FDA bane corantes derivados do petróleo ligados a hiperatividade infantil: e agora, Brasil?
Medida histórica nos EUA proíbe oito aditivos presentes em doces e bebidas; especialistas alertam para riscos ao cérebro das crianças e pressionam por revisão das normas brasileiras.

Em uma decisão inédita, a FDA (Agência de Alimentos e Medicamentos dos Estados Unidos) anunciou o banimento de oito corantes artificiais derivados do petróleo, amplamente utilizados em alimentos industrializados como balas, refrigerantes, cereais e bolos.
A medida, que será implementada até o final de 2026, foi motivada por estudos que associam esses aditivos ao aumento de casos de hiperatividade, distúrbios de atenção e até câncer em crianças.
Entre os corantes proibidos estão o Red 40, Yellow 5, Yellow 6 e a eritrosina (Red 3), todos ainda permitidos no Brasil e presentes em produtos populares nas prateleiras dos supermercados.

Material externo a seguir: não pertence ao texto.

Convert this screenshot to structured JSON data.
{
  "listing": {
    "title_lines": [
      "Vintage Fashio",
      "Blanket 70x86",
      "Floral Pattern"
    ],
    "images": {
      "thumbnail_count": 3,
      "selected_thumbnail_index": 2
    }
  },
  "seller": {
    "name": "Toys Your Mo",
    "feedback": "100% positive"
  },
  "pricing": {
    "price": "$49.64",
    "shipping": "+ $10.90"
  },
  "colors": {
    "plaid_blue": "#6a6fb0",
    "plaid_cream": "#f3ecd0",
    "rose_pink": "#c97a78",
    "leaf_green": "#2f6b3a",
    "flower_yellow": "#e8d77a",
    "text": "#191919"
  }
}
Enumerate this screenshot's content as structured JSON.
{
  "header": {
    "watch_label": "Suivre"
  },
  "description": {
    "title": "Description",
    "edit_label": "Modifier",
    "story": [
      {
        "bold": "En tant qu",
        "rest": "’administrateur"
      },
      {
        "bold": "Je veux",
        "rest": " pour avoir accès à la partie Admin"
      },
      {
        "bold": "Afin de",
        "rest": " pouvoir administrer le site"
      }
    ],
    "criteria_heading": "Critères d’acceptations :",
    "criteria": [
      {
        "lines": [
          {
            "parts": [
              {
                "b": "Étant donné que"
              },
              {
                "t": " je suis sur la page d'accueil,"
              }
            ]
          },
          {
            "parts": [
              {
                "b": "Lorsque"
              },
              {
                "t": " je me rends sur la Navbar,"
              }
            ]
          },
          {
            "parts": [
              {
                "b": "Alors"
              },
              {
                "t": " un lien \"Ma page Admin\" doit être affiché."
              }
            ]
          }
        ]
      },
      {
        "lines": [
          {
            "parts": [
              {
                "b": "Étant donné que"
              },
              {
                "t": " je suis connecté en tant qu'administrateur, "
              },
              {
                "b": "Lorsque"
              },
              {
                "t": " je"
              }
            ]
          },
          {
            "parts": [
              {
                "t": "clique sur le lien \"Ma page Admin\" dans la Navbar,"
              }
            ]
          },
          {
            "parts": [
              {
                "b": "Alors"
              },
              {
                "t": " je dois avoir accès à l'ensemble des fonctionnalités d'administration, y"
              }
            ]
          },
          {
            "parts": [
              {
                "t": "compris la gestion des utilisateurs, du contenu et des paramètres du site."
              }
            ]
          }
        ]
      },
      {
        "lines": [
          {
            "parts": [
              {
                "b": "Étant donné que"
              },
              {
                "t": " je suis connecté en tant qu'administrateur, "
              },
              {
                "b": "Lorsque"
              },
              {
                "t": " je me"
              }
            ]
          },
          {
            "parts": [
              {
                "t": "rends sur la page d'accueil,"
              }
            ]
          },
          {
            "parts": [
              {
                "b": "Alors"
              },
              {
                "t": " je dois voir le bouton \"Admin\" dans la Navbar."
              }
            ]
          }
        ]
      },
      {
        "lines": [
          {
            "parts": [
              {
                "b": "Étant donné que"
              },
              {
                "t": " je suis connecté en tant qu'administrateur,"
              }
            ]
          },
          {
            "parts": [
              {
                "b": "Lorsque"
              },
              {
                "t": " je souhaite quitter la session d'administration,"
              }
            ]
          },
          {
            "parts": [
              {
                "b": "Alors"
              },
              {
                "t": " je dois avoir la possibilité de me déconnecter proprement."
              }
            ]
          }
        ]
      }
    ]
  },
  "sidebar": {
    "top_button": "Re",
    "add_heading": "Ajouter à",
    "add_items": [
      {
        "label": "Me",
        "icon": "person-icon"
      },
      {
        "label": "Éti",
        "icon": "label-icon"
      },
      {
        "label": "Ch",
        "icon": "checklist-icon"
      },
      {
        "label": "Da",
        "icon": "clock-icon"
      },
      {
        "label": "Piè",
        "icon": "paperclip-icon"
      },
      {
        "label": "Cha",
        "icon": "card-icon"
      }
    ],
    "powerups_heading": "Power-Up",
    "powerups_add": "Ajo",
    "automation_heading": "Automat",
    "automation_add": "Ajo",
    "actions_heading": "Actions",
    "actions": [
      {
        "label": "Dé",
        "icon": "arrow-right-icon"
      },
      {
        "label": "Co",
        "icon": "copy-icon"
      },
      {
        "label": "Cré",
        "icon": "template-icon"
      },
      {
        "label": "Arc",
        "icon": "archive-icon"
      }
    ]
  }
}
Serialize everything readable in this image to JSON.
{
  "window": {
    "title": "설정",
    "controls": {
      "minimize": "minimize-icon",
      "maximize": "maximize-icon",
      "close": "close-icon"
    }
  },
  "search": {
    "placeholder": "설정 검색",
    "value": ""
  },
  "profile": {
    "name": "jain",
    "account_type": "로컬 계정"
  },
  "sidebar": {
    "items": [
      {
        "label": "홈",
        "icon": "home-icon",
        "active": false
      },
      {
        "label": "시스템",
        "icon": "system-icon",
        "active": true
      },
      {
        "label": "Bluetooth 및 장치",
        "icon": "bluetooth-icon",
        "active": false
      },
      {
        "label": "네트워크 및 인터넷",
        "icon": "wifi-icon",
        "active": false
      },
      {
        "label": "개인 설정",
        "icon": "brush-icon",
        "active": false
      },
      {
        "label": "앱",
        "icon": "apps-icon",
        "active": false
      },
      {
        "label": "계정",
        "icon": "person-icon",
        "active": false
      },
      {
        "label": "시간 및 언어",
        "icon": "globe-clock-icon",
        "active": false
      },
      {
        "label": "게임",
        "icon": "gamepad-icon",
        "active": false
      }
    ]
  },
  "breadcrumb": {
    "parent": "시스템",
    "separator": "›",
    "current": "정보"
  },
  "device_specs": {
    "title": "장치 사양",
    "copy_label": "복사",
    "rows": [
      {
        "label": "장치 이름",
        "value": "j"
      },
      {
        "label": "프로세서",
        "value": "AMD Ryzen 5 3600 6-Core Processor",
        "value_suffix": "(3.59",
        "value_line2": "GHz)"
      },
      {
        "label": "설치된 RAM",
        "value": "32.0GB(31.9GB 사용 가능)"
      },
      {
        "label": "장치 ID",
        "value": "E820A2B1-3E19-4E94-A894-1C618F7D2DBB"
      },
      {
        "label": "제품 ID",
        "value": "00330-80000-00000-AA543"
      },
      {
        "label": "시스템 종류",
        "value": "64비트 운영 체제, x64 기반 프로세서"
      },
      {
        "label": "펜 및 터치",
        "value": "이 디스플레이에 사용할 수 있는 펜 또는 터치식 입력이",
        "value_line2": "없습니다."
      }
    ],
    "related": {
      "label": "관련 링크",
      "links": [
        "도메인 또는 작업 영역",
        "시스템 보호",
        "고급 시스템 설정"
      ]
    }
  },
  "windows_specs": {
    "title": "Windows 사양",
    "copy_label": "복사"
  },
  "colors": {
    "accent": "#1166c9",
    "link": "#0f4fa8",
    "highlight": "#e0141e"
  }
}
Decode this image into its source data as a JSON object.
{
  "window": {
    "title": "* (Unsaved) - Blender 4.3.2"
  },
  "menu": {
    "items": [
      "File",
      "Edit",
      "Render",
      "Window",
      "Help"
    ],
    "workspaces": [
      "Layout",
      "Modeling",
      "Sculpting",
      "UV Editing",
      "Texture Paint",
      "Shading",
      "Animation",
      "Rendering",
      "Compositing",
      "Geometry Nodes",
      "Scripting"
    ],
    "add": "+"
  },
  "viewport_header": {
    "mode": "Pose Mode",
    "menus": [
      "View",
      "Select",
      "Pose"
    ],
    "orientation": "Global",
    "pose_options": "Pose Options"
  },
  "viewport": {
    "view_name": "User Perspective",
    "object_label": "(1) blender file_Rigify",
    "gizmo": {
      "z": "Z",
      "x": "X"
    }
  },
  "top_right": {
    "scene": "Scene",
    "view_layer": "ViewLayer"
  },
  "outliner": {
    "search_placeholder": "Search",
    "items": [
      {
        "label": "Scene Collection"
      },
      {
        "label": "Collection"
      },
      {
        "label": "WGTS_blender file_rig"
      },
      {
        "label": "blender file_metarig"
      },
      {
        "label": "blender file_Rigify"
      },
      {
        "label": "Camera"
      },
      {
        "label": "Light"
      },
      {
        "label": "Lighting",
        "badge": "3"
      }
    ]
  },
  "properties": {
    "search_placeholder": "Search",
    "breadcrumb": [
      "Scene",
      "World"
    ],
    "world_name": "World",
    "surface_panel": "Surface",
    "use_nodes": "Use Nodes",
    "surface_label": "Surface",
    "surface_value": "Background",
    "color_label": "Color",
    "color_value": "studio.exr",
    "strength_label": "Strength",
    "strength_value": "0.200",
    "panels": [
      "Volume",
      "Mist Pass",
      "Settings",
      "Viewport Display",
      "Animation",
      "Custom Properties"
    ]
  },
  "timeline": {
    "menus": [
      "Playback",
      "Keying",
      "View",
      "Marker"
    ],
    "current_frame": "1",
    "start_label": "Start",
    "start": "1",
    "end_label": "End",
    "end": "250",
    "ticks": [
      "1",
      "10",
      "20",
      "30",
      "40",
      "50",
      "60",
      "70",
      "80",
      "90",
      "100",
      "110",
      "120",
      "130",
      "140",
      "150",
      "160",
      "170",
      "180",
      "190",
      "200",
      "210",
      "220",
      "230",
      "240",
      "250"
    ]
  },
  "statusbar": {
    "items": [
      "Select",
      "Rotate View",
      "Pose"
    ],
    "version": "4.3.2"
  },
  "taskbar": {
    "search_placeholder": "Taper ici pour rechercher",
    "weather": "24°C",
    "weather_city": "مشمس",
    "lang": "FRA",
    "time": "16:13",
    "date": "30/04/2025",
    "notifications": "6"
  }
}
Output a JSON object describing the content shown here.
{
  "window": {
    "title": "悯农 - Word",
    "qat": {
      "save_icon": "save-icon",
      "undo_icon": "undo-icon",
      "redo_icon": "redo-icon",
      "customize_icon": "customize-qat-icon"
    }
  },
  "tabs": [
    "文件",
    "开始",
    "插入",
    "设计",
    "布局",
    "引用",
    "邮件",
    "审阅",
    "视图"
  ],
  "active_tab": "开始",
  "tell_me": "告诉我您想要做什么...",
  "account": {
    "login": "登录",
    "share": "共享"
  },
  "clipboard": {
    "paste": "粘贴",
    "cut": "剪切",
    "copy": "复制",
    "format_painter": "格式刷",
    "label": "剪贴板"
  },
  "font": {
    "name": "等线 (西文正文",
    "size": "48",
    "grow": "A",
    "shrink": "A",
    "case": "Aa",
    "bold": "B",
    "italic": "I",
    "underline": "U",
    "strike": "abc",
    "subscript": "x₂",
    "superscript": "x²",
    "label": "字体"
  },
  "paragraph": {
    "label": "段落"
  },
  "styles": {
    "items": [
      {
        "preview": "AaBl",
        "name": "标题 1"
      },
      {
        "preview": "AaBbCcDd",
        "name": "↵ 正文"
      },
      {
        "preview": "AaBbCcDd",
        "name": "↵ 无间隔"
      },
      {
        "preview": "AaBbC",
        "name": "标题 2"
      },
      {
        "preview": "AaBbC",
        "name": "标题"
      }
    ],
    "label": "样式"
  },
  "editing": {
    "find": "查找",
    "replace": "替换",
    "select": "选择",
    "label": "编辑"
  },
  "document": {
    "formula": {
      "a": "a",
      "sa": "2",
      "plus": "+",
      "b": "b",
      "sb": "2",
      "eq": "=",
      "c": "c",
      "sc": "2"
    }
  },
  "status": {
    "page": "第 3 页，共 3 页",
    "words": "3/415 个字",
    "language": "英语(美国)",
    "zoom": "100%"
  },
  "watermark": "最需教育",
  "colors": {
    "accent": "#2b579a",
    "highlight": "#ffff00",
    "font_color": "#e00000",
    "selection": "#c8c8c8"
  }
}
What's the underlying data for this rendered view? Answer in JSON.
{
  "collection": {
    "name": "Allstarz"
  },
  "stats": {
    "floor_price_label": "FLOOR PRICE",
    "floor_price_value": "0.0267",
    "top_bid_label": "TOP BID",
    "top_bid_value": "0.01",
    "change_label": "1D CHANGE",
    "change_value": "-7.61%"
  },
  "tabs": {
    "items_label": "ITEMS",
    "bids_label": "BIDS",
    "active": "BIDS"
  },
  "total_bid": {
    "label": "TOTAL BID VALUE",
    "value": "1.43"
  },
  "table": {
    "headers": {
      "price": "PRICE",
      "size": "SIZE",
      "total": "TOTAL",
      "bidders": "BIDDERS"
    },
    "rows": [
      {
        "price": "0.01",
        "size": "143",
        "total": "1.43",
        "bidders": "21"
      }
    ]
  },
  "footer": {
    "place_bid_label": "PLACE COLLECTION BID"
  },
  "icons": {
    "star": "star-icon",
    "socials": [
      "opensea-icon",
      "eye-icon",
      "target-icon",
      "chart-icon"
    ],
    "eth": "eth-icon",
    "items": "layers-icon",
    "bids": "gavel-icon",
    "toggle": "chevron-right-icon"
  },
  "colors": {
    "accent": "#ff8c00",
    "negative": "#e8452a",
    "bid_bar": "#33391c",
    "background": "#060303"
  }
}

Pesquisas recentes apontam que a exposição a essas substâncias pode afetar o desenvolvimento cerebral infantil, além de não trazerem qualquer benefício nutricional.
A decisão dos EUA reacende o debate sobre a segurança alimentar no Brasil. Especialistas e organizações de defesa do consumidor pressionam a Agência Nacional de Vigilância Sanitária (Anvisa) para que reavalie a regulamentação desses aditivos, em nome da saúde das crianças brasileiras.
Enquanto isso, pais e responsáveis são orientados a redobrar a atenção aos rótulos e priorizar alimentos naturais na alimentação dos pequenos.